SCHWANEBECK Autor Fleming war ein ganz großer Freund der amerikanischen Krimischule, seine Vorbilder kamen nicht aus dem verknöcherten Dunstkreis britischer klassischer Abenteuerliteratur. Deswegen sind die Männer bei Fleming meist versoffen, abgebrüht und zynisch. Er bietet auch „femmes fatales“ auf, die ein falsches Spiel spielen, weswegen Bond am Ende von „Casino Royale“, als seine Freundin stirbt, ja auch „Die Schlampe ist tot“ sagt – sehr prägend für das Frauenbild des literarischen Bond. In Flemings Büchern finden sich Antisemitismus, dazu Vorurteile etwa über Asiaten, denen man meist nicht trauen kann – nicht direkt aus der Erzählersicht, sondern gebrochen durch Bonds Perspektive.
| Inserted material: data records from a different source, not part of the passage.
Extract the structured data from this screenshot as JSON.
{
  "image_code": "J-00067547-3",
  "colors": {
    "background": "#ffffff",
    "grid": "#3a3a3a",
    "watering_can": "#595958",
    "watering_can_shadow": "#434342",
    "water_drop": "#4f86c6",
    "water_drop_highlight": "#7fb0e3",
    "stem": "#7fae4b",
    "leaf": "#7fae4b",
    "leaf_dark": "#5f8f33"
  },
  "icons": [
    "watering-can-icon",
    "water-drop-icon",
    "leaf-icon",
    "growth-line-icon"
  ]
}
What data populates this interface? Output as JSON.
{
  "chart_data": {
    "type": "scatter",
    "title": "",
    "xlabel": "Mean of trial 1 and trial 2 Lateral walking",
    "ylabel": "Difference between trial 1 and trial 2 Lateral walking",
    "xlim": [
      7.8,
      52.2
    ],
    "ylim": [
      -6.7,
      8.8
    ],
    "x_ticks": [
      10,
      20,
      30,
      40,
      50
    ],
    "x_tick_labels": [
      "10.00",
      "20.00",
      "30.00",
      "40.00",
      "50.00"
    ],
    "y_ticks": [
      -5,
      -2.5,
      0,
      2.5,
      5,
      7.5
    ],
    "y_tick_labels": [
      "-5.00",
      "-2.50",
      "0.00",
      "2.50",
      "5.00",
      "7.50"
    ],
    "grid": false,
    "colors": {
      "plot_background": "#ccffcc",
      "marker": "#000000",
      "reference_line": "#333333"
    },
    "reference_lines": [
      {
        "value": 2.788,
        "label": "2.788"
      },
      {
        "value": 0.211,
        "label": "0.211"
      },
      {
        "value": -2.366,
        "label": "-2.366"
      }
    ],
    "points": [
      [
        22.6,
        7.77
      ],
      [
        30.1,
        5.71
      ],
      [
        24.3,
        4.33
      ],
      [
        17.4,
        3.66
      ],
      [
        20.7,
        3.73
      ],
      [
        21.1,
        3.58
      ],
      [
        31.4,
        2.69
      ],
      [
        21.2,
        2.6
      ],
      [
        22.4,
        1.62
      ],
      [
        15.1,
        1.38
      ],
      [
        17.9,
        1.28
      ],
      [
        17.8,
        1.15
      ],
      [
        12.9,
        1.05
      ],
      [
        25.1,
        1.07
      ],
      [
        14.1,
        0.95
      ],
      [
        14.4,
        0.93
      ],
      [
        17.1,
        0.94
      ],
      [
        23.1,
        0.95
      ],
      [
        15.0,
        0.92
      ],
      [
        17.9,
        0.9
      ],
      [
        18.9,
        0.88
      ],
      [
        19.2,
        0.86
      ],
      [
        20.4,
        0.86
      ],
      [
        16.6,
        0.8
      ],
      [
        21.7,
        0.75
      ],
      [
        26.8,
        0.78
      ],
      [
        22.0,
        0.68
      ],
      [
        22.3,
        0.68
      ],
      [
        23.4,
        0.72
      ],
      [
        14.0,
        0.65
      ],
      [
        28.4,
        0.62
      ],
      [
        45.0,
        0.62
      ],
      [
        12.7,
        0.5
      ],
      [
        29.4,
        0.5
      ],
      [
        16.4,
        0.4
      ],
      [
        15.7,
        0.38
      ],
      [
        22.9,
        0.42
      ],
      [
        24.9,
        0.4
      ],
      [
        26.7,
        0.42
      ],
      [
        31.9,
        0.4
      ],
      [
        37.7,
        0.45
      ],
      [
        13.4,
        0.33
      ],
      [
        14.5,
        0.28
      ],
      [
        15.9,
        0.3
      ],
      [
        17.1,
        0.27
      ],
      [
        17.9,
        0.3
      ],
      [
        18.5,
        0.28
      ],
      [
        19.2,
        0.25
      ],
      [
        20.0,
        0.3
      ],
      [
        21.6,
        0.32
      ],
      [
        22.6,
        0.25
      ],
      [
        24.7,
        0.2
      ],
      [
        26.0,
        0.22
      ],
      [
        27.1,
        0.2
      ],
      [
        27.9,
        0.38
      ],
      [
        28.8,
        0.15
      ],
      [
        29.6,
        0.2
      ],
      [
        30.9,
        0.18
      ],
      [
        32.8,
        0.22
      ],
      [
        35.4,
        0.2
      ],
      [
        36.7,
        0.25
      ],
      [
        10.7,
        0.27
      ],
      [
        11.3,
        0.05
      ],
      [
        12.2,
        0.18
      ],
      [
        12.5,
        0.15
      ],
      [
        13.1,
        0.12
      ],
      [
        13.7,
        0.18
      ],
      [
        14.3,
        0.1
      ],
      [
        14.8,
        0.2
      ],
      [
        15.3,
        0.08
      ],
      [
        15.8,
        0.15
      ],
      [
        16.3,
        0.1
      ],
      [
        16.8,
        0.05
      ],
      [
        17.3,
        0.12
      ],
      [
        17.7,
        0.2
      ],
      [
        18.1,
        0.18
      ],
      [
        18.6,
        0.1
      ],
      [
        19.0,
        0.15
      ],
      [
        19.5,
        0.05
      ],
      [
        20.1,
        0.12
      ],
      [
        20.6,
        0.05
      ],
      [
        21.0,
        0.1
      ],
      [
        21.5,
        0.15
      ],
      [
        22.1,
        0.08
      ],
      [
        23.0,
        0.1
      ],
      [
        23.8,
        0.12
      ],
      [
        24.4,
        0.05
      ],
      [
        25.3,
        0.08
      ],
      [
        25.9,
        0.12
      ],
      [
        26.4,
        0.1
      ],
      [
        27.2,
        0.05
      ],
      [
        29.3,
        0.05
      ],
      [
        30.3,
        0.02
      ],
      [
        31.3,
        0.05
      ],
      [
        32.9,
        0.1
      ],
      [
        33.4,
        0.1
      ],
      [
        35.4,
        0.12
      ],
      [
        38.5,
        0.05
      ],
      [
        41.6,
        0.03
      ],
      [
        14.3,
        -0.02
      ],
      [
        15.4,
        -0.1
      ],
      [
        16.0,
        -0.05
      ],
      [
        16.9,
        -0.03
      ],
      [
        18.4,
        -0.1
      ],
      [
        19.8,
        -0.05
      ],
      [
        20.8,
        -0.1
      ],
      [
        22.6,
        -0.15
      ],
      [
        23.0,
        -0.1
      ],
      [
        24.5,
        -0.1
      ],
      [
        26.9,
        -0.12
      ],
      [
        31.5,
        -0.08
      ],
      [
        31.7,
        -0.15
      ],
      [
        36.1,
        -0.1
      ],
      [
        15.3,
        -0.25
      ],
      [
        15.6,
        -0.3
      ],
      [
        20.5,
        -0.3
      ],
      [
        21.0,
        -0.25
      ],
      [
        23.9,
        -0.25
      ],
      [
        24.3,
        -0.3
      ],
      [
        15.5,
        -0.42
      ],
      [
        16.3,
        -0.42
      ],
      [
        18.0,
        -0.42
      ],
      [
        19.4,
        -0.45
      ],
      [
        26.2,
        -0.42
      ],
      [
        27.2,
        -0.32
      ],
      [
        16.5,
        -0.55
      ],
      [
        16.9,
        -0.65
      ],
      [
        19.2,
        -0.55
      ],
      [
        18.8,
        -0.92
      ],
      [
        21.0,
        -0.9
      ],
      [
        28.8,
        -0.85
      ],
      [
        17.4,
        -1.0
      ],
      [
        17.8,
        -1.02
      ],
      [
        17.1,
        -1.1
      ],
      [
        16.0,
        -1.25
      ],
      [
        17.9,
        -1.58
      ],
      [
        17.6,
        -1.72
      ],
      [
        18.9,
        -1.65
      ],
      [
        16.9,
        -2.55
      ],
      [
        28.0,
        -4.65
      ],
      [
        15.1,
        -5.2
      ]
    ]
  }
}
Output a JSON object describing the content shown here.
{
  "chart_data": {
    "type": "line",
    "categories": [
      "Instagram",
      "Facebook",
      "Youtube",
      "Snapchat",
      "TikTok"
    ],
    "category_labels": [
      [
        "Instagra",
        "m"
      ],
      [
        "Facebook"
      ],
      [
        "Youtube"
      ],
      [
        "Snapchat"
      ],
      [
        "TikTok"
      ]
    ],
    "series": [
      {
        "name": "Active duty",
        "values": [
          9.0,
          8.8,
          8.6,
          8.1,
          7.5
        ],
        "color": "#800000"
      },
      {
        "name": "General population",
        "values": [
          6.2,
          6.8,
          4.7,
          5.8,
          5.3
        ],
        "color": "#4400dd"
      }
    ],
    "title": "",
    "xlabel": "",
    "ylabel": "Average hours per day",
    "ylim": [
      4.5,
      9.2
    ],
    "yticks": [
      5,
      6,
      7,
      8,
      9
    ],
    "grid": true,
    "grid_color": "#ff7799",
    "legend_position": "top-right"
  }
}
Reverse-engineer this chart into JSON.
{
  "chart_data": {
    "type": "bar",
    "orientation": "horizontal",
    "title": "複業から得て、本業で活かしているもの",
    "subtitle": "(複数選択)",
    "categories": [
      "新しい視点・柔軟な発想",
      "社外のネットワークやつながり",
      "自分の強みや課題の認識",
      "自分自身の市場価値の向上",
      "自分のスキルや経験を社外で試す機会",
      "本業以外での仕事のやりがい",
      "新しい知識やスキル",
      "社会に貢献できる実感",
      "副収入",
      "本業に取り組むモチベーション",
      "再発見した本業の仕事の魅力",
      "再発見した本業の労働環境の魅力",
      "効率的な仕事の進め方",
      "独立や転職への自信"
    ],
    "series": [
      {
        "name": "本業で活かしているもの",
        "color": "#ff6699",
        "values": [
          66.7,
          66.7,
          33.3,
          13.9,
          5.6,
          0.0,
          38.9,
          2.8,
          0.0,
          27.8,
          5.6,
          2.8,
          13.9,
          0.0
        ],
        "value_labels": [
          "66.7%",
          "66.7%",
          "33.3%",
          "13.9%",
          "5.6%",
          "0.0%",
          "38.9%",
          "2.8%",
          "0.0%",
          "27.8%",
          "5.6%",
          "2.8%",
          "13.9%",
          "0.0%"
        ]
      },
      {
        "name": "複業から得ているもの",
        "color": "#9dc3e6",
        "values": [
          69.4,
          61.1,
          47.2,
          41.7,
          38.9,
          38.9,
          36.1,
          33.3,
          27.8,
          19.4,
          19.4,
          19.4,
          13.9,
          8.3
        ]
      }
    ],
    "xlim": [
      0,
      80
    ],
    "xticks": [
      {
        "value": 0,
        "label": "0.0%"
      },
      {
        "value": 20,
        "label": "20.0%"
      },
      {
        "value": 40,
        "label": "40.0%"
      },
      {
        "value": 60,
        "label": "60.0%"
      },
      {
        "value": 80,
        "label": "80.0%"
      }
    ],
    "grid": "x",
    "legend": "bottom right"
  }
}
Bond steckt voller Vorurteile, für ihn sind alle Frauen, Juden, Schwarzen, Asiaten auf ihre Weise gleich. Das ist in den Filmen abgemildert, auch schon in den frühen, denn in den 1960ern, als die ersten Kino-Bonds entstanden, ging alles etwas spielerischer zu, in Richtung einer etwas offeneren Gesellschaft und auch einer „Playboy“-Kultur.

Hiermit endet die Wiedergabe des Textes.